Hélène de Laguérie

Au sortir du lycée de Bourges, Hélène de Laguérie est entrée à l’Ecole des Beaux-Arts de cette ville, dans l’atelier de Louis Thibaudet. Mais la nécessité de gagner sa vie l’a orientée vers les études de Lettres en vue du professorat. Elle a suivi simultanément les cours de la Sorbonne et, en celle-ci, ceux de l’Institut des Professeurs de Français à l’Etranger.

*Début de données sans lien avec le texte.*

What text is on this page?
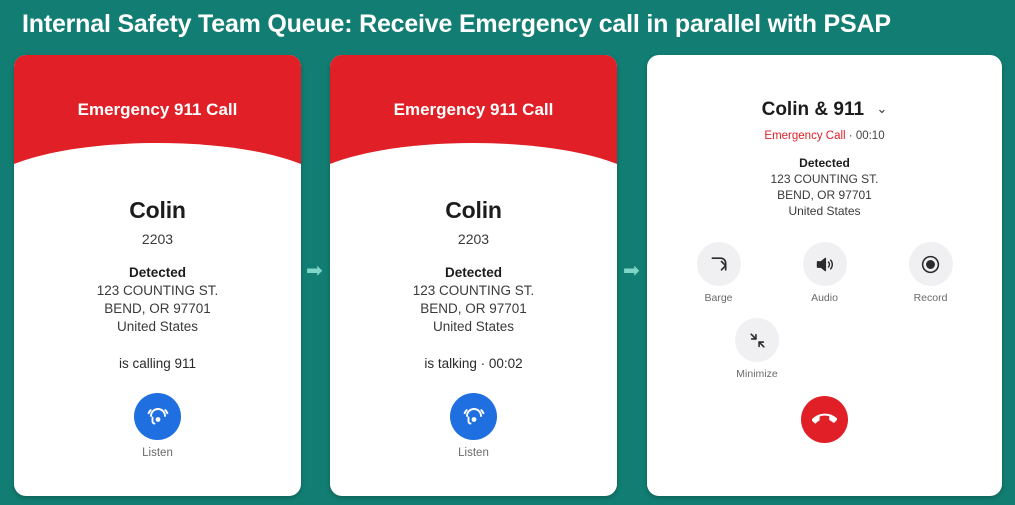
Internal Safety Team Queue: Receive Emergency call in parallel with PSAP
Emergency 911 Call
Colin
2203
Detected
123 COUNTING ST.
BEND, OR 97701
United States
is calling 911
Listen
➡
Emergency 911 Call
Colin
2203
Detected
123 COUNTING ST.
BEND, OR 97701
United States
is talking · 00:02
Listen
➡
Colin & 911 ⌄
Emergency Call · 00:10
Detected
123 COUNTING ST.
BEND, OR 97701
United States
Barge	Audio	Record
Minimize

Après un bref début à Marseille et à Nice, et des cours saisonniers donnés dans cet Institut, elle a enseigné la littérature française à Elmira College (N.Y.) C’est au retour des Etats-Unis qu’elle a passé l’agrégation, et a été nommée à Saint-Germain-en Laye en marge du Lycée International pour créer des cours de littérature, destinés primitivement aux membres du SHAPE, et ouverts à d’autres résidents étrangers, puis à des français (sur sa demande).

Ces cours, dont les programmes changeaient tous les ans, d’abord répartis selon des pistes littéraires (telles que le théâtre, ou le rapport avec la pensée) se sont diversifiés et ont évolué vers ce qui sera plus tard appelé le « développement personnel » : non seulement par l’appel à la sensibilité artistique (dans une perspective tout autre qu’historique), mais en proposant des exercices d’imagination, d’un intérêt avoisinant celui des thérapies. Parallèlement à ces créations de pistes nouvelles, des cours donnés en d’autres disciplines ont été offerts, grâce au concours de collègues  en philosophie, peinture, langues étrangères, etc…

Ces développements successifs répondaient à l’intérêt que prouvait le nombre grandissant d’inscriptions et suscitait son accroissement, en retour… Si bien que l’administration, dépassée dans ses prévisions, choisit de supprimer ces cours en 76. Le nombre d’inscrits nominaux dépassait alors 730… (chacun pouvant suivre plusieurs cours…)

Les élèves d’Hélène de Laguérie, dont certains suivaient ses cours depuis dix ans, ont formé une association qui existe toujours, I.R.I.S. « Initiatives et Recherches concernant l’Imagination et la Sensibilité dans l’éducation ». Après un congé d’études nécessaire au lancement de l’association, puis une brève réintégration dans le cadre du lycée Saint-Exupéry à Mantes-la-Jolie, Hélène de Laguérie a pris une retraite anticipée, tout en continuant de réunir chez elle un groupe de travail, jusqu’à ces toutes dernières années.

Elle s’est un peu remise à la peinture, favorisée en cela par la calligraphie chinoise : connaissant les difficultés matérielles du peintre T’ang, elle avait formé un cours où il l’enseignait.

Elle était entrée depuis plusieurs années au Centre de Recherches sur l’Imaginaire créé à l’Université de Savoie par Gilbert Durand. Outre la participation à deux colloques dont un sur T’ang, elle s’était engagée en une recherche sur l’œuvre de Proust dont l’approfondissement se poursuit. C’est ce qui a suscité l’organisation du Colloque tenu le 27 mars 2010 au Collège des Bernardins.